Глаза обжигают слезы, которые защищают меня от слов, разрывающих мою грудь. Здесь повсюду разбросаны чувства Дилана: ими разрисованы стены и кровоточит бумага. Их слишком много. Я наклоняюсь, обхватываю себя руками и тихо плачу. Я даже не осознаю, как бабушка Молли входит в комнату, пока ее голос не нарушает тишину, а ладонь не накрывает мою руку.

— Дилан любит тебя, Эви. Но это не любовь, что зарождается от обязательств, а любовь, которая появляется со временем и основывается на дружбе. Ее связывает гораздо большее. Это не та любовь, которую ты отталкиваешь. А та, которую ты принимаешь.

Глава 49

Дилан

Он сидел на краю пропасти

Три дня, проведенные в Нью-Йорке, легко дали представление о том, почему этот город считают таким замечательным. Здесь чувствуется своеобразная энергия, и я понял, почему люди называют его «Городом, который никогда не спит». Независимо от времени суток в Нью-Йорке стоит постоянный гул.

Я уже посетил музей искусств Метрополитен, побывал на вершине Эмпайр-Стейт-Билдинг и в одном из крупнейших магазинов игрушек, которые я когда-либо видел в своей жизни. Даже купил себе парочку ракет.

Но я не могу выкинуть Эви из головы. Я так сильно скучаю по ней. Скучаю по нашей дружбе. В моем сердце не существует ни единого уголка, который бы не был заполнен тоской по ней. Без Эви все это не имеет смысла. Мы собирались сделать это вместе. А теперь мне кажется, будто кто-то продырявил мои паруса.
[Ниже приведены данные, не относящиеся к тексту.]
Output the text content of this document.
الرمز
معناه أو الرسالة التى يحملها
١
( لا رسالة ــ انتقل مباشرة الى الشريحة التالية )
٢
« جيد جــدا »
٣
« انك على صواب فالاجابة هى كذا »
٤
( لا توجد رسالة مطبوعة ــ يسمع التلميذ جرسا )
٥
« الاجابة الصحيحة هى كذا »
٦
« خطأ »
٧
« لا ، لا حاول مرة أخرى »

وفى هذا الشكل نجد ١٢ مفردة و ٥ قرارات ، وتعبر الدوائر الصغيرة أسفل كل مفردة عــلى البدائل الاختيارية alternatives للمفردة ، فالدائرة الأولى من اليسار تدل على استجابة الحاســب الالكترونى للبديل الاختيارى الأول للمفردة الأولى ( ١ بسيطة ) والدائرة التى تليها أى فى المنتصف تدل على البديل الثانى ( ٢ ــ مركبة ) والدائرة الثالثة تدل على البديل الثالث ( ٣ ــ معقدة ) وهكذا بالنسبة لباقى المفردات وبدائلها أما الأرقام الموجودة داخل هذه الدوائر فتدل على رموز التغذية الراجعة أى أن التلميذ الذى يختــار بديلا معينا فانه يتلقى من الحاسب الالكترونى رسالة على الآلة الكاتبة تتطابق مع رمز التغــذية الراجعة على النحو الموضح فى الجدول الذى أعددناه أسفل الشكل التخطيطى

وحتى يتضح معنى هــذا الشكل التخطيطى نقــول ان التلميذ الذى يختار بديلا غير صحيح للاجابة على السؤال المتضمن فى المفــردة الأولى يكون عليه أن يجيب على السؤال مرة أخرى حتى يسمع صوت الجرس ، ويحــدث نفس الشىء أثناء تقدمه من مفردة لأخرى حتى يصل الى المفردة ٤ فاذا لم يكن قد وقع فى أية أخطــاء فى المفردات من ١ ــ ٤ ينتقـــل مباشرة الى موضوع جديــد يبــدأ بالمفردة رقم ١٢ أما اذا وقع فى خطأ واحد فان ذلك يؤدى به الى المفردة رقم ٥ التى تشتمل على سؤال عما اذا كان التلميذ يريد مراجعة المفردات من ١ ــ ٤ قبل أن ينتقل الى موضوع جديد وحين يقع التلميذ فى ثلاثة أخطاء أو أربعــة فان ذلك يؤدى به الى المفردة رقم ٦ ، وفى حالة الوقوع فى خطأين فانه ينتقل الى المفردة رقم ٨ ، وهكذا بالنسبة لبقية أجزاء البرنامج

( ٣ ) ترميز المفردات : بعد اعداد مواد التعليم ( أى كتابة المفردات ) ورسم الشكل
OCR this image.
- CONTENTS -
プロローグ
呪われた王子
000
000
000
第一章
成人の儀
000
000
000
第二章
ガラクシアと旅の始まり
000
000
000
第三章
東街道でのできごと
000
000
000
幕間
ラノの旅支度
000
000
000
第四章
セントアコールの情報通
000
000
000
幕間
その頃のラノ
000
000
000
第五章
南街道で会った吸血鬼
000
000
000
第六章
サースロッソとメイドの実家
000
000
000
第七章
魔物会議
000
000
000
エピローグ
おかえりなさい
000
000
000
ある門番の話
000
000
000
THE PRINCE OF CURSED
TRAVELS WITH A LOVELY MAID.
Часть меня хочет собрать все свои пожитки и убраться отсюда. Но что с того? Сейчас Эви не желает меня видеть. Может быть, она никогда и не захочет.

Тяжело вздохнув, я заваливаюсь на кровать. Этим утром в «Старбаксе» одна девушка увидела мою брошюру, полученную из Парсонса. Она завязала со мной разговор. Она была милой? Конечно. Симпатичной? Внешне — да. Впрочем, это не имело значения. За ее улыбкой я больше ничего не разглядел. Потому что, оглянувшись назад, я увидел Эви. Словно призрак.